Researchers have long known of the correlation between education and
length of life, but the report provides a detailed picture of what that
link looks like across the country’s more than 3,000 counties.
The study, which was financed by the Robert Wood Johnson Foundation,
uses government data to rank each American county by health indicators
like obesity, smoking, drinking, physical inactivity and premature
death. It even considers factors like the density of fast-food
restaurants in a county.
Its findings show that the link between college education and longevity
has grown stronger over time. Premature death rates differed sharply
across counties, and a lack of college education accounted for about 35
percent of that variation from 2006 to 2008, the most recent years
available, said Bridget Booske Catlin, a researcher at the University
of Wisconsin Population Health Institute, who directed the study. That
was up from 30 percent over an equivalent period seven years earlier.
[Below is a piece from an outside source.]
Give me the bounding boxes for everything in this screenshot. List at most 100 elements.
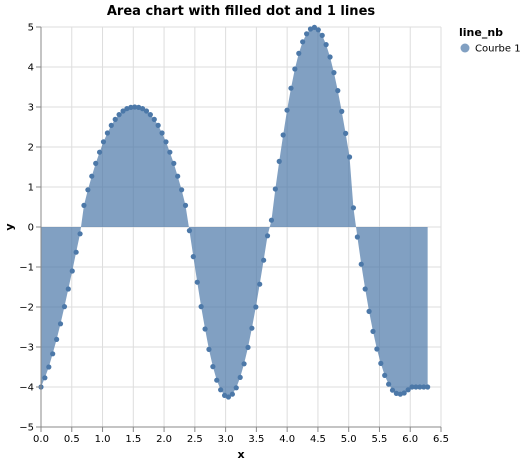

The study defines premature deaths as those that occur before age 75
and are often preventable.
The findings offered fresh evidence that Americans’ fortunes are
diverging by education level. Education has emerged as an important
predictor of good health and future earnings, but its unequal
distribution among towns and cities has led to an increasingly uneven
geography of well-being in the country.
According to the findings, when average post-secondary education levels
increased by one year, there was a 16 percent decline in years of life
lost before age 75, Ms. Catlin said.
There were vast gaps in health and longevity by geography. In New York,
for example, Putnam County, north of New York City, was the healthiest,
with just 8 percent of its residents in poor or fair health, compared
with 25 percent in the Bronx, which had the worst health of any county
in New York. Adult obesity was about the same in both places — around a
third of the population — but the Bronx had a teen birth rate that was
more than five times that of Putnam County. The report did not offer
comparative rankings nationally, only within states.
The premature death rate in the Bronx, 8 out of 100, was nearly double
the rate in Putnam, 4.4 out of 100. Fast-food restaurants made up 44
percent of restaurants in Putnam County, compared with 62 percent of
restaurants in the Bronx.
The gap in education was correspondingly stark. More than 90 percent of
teenagers in Putnam County graduated from high school, compared with 60
percent of those in the Bronx, and 70 percent of adults attended some
college, compared with 47 percent of adults in the Bronx.
The rates for health insurance differed sharply. Seventeen percent of
residents in the Bronx were without health insurance, compared with 8
percent of residents in Putnam County.